LE MONDE | 04.07.2017 par Françoise Fressoz
CHRONIQUE. Tous ceux qui avaient accusé Emmanuel Macron de vouloir faire de l’ombre à son premier ministre en parlant avant lui se sont fourvoyés. Leur champ de vision était trop court. Ils se sont trompés sur la nature du discours au Congrès, prononcé lundi 3 juillet à Versailles par le chef de l’État.
L’objectif de M. Macron n’était pas d’effacer son chef de gouvernement auquel échoit au contraire la lourde tâche de dérouler le contenu précis des réformes et d’en assurer l’exécution. Sa visée était de confirmer l’ampleur de la révolution qu’il entend conduire dans le pays depuis que, le 6 avril 2016, lui, l’ancien ministre de l’économie de François Hollande, s’est mis en marche pour tout changer.
La nouvelle société que tente de faire émerger le nouvel élu est fondamentalement libérale. Elle mise sur l’autonomie de l’individu, son dynamisme, sa capacité à saisir sa chance dans un environnement économique et social qui aura été profondément transformé pour le lui permettre.
De cette mise en mouvement, le chef de l’État attend tout : un changement de mentalité, un sursaut d’optimisme, un surcroît de citoyenneté, la victoire sur le populisme. Dans son discours, le mot « liberté » domine tous les autres, c’est pourquoi les castes, quelle que soit leur nature, sont dans le collimateur. A commencer par celle des élus qui ont failli.
Logiciel idéologique
En s’appuyant sur « le mandat du peuple », M. Macron poursuit avec détermination le dynamitage du vieux monde politique qu’il avait entamé pendant sa campagne. Devenu le garant des institutions, il les redessine à sa façon. Après avoir réinvesti symboliquement la charge présidentielle, il refaçonne le Parlement en annonçant qu’il veut couper d’un tiers le nombre des élus, instiller une dose de proportionnelle dans le scrutin législatif, refondre la procédure parlementaire et réformer de fond en comble le Conseil économique social et environnemental (CESE).
Partout, un maître mot, « l’effectivité », par opposition au déni de réalité, au manque de résultats, aux discours qui tournent à vide. Il y a quelque chose de vertigineux, dans un pays démocratique, à voir un seul homme conduire le changement avec une telle détermination. « C’est Louis-Philippe et Louis Napoléon à la fois ! », s’était indigné François Mitterrand lorsque de Gaulle avait, en septembre 1958, accouché de la Ve République mais il avait, ensuite, fallu vingt-trois ans au leader socialiste pour transformer son combat en victoire, accéder au pouvoir et finalement se couler dans les habits du monarque.

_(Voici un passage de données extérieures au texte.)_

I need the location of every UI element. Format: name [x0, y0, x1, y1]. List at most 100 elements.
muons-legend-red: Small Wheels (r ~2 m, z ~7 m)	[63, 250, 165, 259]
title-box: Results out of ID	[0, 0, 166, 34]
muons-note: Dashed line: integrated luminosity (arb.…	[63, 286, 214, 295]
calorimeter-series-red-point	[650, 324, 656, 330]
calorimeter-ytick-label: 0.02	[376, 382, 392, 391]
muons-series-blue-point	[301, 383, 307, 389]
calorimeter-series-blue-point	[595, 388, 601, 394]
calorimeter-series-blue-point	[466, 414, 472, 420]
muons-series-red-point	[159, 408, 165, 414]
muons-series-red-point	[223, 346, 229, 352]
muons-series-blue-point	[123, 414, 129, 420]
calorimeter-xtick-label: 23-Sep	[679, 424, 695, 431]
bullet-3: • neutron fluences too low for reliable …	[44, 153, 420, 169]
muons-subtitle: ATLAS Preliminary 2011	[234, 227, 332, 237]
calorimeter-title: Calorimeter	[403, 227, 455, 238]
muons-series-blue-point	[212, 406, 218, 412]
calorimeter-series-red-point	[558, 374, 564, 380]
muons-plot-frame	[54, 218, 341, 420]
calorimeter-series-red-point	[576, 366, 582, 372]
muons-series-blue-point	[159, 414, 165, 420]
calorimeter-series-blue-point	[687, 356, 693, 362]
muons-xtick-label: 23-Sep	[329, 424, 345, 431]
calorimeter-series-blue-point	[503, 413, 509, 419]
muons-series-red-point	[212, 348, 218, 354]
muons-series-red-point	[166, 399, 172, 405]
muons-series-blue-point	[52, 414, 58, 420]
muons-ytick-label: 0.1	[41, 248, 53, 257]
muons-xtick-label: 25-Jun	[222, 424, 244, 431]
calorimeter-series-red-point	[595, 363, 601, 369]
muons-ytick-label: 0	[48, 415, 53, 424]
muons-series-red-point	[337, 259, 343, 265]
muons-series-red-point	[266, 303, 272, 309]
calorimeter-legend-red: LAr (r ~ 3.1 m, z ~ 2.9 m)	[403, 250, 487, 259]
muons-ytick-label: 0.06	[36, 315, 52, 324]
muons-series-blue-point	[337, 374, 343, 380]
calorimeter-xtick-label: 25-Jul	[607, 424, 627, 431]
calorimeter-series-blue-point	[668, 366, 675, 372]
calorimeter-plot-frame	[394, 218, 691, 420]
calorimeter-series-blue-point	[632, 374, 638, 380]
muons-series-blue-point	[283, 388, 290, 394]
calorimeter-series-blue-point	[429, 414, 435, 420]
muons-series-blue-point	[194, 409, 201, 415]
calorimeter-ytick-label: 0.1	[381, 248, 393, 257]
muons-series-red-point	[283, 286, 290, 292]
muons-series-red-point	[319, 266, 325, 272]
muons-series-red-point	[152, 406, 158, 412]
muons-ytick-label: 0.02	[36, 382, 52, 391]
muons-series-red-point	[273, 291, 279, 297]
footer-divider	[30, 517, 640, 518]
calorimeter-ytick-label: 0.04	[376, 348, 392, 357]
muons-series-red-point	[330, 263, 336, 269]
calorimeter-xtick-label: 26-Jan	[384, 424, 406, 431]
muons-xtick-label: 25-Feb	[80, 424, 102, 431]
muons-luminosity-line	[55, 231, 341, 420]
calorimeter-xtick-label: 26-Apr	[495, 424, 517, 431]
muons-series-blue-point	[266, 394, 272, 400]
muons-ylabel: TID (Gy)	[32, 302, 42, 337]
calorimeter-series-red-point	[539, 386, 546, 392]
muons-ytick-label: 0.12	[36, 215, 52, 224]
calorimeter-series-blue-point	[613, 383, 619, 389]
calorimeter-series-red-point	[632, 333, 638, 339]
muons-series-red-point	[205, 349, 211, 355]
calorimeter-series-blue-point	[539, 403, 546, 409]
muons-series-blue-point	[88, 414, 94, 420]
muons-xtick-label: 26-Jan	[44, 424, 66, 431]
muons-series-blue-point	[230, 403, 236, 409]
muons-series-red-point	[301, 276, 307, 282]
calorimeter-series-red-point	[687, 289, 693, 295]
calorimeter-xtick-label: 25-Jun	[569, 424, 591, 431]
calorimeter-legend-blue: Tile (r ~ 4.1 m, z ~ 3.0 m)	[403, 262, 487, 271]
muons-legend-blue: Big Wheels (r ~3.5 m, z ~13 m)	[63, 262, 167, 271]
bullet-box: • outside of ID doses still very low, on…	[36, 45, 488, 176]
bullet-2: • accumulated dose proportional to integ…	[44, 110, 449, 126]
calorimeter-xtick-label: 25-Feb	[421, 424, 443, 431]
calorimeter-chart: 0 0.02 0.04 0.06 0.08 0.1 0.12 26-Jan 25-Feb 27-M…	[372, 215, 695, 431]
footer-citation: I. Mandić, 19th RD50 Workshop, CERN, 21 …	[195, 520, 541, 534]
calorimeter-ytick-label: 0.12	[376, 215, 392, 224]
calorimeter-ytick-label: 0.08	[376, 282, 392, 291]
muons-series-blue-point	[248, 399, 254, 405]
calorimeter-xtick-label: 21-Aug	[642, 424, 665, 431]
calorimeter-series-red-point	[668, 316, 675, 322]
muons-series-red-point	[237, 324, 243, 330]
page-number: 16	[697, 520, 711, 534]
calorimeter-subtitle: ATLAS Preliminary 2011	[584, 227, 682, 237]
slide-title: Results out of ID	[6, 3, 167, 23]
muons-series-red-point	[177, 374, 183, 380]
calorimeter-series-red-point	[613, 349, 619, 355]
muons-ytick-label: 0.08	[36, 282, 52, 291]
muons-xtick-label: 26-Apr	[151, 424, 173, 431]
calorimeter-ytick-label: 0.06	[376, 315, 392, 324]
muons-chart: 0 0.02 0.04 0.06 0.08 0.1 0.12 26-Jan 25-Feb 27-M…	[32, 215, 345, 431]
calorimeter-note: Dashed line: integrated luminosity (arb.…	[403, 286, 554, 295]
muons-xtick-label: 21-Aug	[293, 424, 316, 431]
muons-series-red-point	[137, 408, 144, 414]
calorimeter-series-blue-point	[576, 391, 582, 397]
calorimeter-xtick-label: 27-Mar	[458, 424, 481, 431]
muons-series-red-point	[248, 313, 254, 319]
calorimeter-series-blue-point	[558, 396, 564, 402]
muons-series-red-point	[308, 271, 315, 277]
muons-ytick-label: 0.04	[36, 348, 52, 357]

On mesure à cette aune le chemin que devront parcourir les opposants à M. Macron qui, pour l’heure, se divisent en deux camps : les « irréductibles » tendance Jean-Luc Mélenchon – le chef de file de La France insoumise – qui, au nom de la VIe République, mènent un double combat, institutionnel et social, contre le nouveau locataire de l’Elysée auquel ils dénient, en raison de l’ampleur de l’abstention, toute légitimité démocratique. Et puis les autres, sonnés par la défaite, qui préfèrent minimiser la portée du discours présidentiel, « creux », « vide » assènent-ils, parce que, pour répondre, il faudrait que leur logiciel idéologique soit à jour. Et cela prendra des mois, si ce n’est des années.